Considerations for Plan Fiduciaries
While fee disclosure requirements for PBMs may be helpful to group health plans in understanding PBM pricing structures, they would also keep a focus on the responsibility that fiduciaries have in ensuring that compensation received by PBMs is reasonable for the services provided. Recent lawsuits filed against group health plan fiduciaries over prescription drug pricing have not been successful to this point. For example, in November, a federal court found that it was “too speculative” that allegedly excessive fees paid to PBMs had any effect on premium rates and out-of-pocket costs.[1] However, PBM fee disclosures would potentially make it easier for plaintiffs to connect excessive PBM fees to the costs borne by group health plan participants.
The PBM fee disclosure rules are only proposed regulations for now, and the CAA provides for a long runway of 30 months before its provisions become effective.
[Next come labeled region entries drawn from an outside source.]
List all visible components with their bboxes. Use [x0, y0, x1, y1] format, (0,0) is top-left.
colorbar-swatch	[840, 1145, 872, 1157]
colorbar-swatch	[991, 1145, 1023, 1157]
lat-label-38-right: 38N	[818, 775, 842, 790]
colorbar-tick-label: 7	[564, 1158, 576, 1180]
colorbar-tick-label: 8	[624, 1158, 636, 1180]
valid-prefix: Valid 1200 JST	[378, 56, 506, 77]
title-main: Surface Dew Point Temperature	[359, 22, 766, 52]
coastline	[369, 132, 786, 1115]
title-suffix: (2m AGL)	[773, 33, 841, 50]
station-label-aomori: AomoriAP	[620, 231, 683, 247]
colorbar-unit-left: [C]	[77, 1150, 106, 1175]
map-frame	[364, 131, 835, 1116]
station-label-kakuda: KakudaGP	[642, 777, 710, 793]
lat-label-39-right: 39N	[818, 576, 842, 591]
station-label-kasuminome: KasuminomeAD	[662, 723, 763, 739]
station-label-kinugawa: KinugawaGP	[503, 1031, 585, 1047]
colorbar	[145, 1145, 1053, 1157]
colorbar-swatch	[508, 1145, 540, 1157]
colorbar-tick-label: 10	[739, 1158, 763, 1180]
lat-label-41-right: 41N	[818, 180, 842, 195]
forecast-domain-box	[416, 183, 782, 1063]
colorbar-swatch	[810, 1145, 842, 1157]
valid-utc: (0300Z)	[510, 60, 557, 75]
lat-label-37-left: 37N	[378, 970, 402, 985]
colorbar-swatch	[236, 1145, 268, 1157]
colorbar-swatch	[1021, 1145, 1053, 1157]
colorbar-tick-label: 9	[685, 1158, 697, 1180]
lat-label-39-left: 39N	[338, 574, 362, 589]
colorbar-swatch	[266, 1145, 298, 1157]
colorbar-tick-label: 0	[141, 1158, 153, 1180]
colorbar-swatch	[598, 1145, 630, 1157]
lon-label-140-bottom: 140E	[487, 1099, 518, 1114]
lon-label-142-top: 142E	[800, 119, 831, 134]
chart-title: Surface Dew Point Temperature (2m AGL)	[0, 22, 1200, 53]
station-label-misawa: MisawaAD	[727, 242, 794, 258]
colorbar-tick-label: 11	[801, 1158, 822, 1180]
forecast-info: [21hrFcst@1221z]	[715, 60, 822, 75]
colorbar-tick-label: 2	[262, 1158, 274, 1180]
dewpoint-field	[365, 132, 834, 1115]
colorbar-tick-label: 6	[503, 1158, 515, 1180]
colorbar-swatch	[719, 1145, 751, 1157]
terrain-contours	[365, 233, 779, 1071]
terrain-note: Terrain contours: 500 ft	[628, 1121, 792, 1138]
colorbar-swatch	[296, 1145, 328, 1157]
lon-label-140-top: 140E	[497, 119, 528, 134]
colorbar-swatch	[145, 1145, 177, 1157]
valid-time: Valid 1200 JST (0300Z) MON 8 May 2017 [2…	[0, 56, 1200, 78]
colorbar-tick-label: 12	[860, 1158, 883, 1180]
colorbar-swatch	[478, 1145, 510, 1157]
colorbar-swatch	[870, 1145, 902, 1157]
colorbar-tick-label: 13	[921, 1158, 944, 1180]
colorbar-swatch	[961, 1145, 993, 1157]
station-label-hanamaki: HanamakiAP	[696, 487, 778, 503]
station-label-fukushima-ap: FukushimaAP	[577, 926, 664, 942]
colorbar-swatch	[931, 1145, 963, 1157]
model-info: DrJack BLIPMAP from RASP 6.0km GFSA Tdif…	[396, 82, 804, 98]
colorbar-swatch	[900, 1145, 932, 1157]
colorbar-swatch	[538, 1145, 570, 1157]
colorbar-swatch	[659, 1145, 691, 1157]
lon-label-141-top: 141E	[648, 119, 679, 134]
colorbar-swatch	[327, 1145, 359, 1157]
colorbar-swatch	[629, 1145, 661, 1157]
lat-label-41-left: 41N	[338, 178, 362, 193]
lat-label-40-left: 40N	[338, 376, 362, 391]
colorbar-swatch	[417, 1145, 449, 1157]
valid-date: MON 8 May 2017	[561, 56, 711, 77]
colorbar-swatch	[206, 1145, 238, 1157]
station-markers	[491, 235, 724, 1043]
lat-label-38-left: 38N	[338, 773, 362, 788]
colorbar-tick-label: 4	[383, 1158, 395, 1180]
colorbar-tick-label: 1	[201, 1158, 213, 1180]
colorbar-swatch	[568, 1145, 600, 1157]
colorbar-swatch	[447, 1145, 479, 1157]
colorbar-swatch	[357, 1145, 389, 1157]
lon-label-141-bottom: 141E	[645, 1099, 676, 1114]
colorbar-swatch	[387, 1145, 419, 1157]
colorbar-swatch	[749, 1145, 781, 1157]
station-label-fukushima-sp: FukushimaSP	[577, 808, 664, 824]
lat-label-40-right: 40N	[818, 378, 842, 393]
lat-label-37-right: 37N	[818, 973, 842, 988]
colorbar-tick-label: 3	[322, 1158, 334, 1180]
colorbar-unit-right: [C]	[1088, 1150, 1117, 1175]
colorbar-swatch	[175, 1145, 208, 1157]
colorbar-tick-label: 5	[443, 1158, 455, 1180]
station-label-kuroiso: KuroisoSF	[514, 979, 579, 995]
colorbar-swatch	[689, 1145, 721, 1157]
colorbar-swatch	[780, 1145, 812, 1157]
However, plan fiduciaries should focus on developing a strategy to ensure that they have an appropriate process in place to review the disclosures required under both the proposed regulations and the CAA and evaluate PBM arrangements. In the longer term, plan fiduciaries may want to develop a strategy with respect to how the CAA’s amendments to the prohibited transaction exemption under section 408(b)(2) of ERISA may impact their contractual relationships with PBMs. Both the short-term and long-term considerations may require the assistance of benefits consultants and counsel to ensure that fee disclosures are received, evaluated, and used to negotiate favorable pricing.
[1] Lewandowski v. Johnson and Johnson, D. N.J. (Nov. 26, 2025).